Nick Kyrgios snaps back after being branded “evil” and “a bully” by Stefanos Tsitsipas

Kevin Palmer
Nick Kyrgios
Nick Kyrgios

The main interview room at Wimbledon was packed for late night press conferences that threatened to deliver so much – and we were not disappointed as Stefanos Tsitsipas and Nick Kyrgios traded bitter verbal blows.

After an epic Wimbledon round clash on Court No.1 ended with a  6-7 (2) 6-4 6-3 7-6 (7) victory for Kyrgios, a match laced with tense exchanges between the two players was always likely to throw up some feisty post-match comments.

Yet what was served up as the Greek player entered the media room first took the breath away, as he branded Kyrgios “evil” and “a bully” in explosive comments that drew murmurs from all present.

Tsitsipas went further as he called for tennis players to unite in a bid to halt Kyrgios’ behaviour, in comments that were always likely to draw a response from the bullish Aussie.

“I wish we could all come together and put a rule in place,” declared the 23-year-old.

“I don’t know. Something about talking. Why would you be talking while you’re playing? It makes no sense. You are out there to do your job. Tennis is the most important thing that we are doing out there.

“Every single point that I played today I feel like there was something going on on the other side of the net.

“I’m not trying to be distracted by that, because I know it might be intentional. And that’s his way of manipulating the opponent and making you feel distracted, in a way.

“There is no other player that does this. There is no other player that is so upset and frustrated all the time with something. It triggers it so easy and so fast.

“I really hope all us players can come up with something and make this a cleaner version of our sport, have this kind of behaviour not accepted, not allowed, not tolerated, and move on better.”

Tsitsipas, who shared a frosty handshake with his bitter rival at the end, added: “It’s constant bullying, that’s what he does. He bullies the opponents.

“He was probably a bully at school himself. I don’t like bullies. I don’t like people that put other people down.

“He has some good traits in his character, as well. But he also has a very evil side to him, which if it’s exposed, it can really do a lot of harm and bad to the people around him.

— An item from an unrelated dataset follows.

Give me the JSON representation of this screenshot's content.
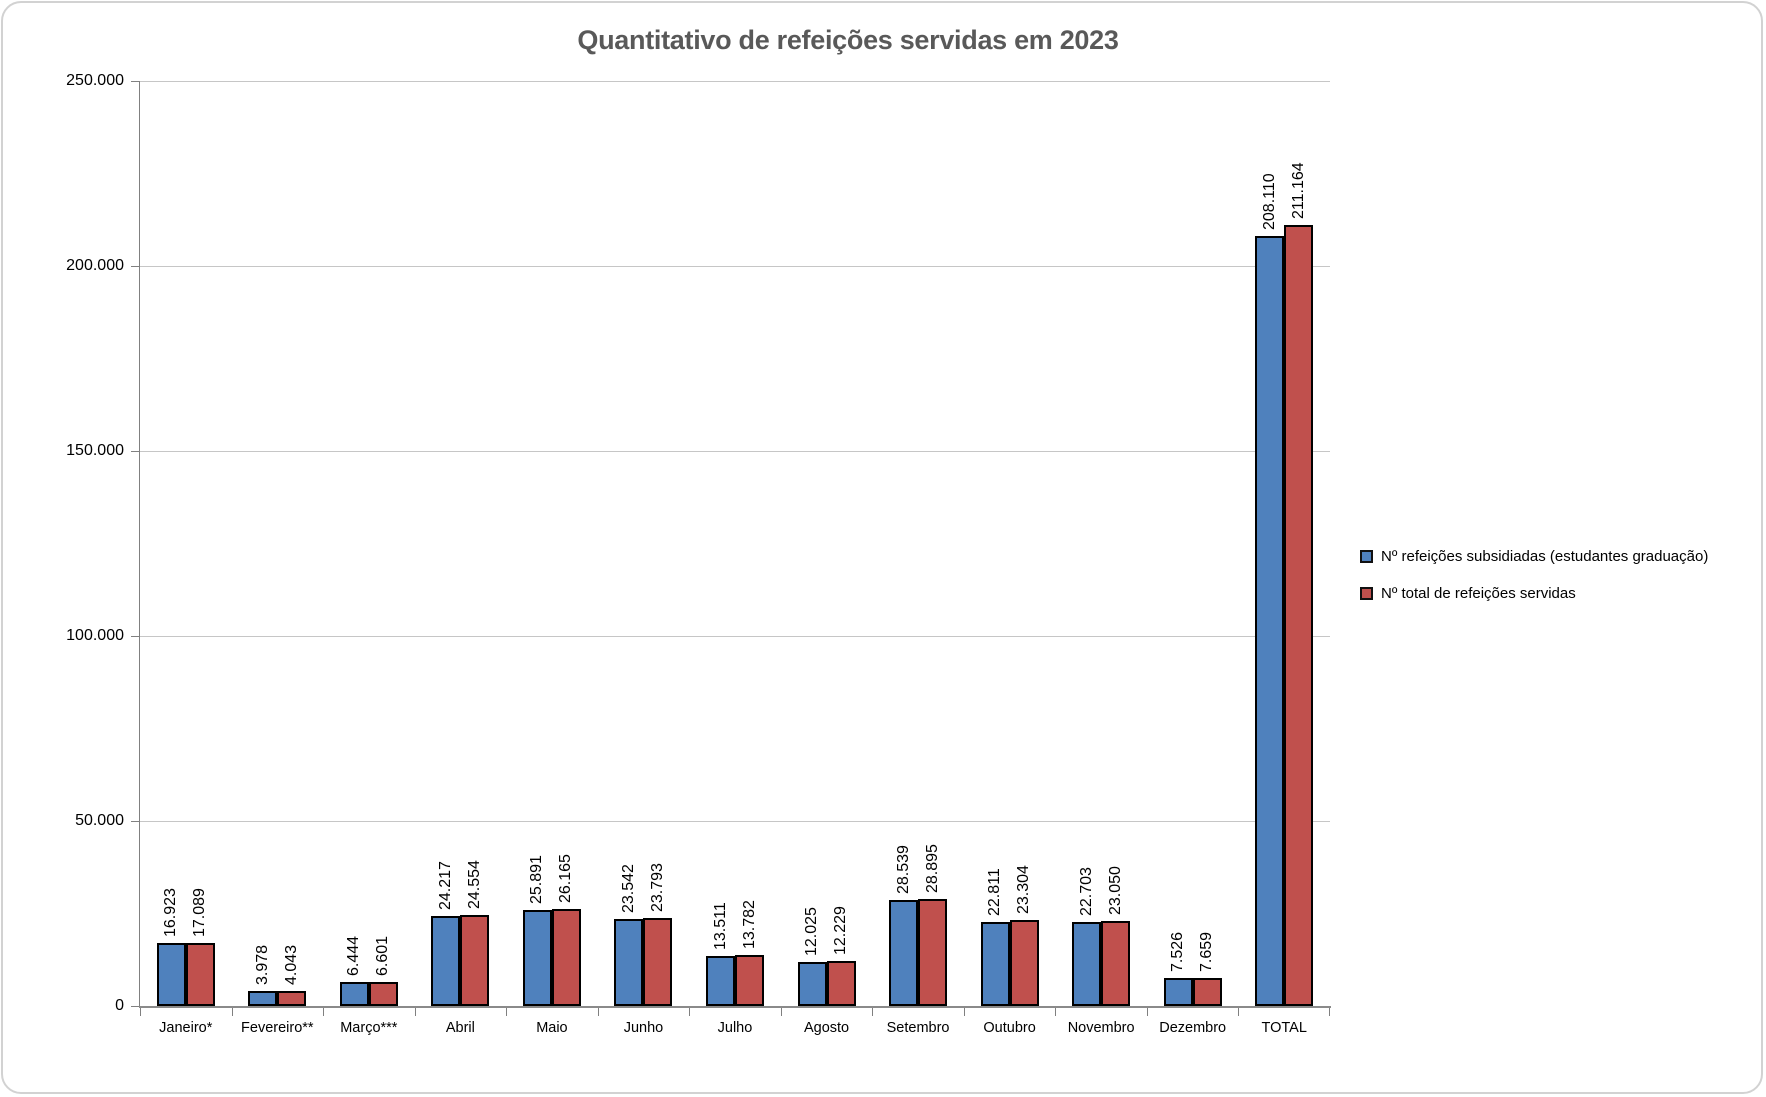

“The handshake part, ‘well deserved, well done for the great match’, for sure, I need to congratulate my opponent. It’s a thing I have been doing my entire life.

“I have never finished the match and not given my hand to the opponent simply because of his performance. But attitude-wise, if there was a handshake for that, I would definitely be walking away from it, and that’s how it is. It’s not acceptable in any way.”

Naturally, those comments were relayed to Kyrgios he didn’t hold back with a repost that was only be expected from an Aussie who has never held back in his comments.

Unrepentant as ever, he said: “I’m not sure how I bullied him. He was the one hitting balls at me, he was the one that hit a spectator, he was the one that smacked it out of the stadium.

“I just don’t understand what I did. Like I did nothing towards him. I didn’t think I was aggressive towards him.

“I wasn’t hitting balls at his face. I don’t know. I didn’t feel like there was any anger.

“I had no anger towards Stef today on the match. I don’t know where it’s coming from, to be honest.

“If he’s affected by that today, then that’s what’s holding him back. I just think it’s soft.”

The Kyrgios roadshow rolls on at Wimbledon and whether you love or loath him, you will certainly be watching when he plays his next match on Monday.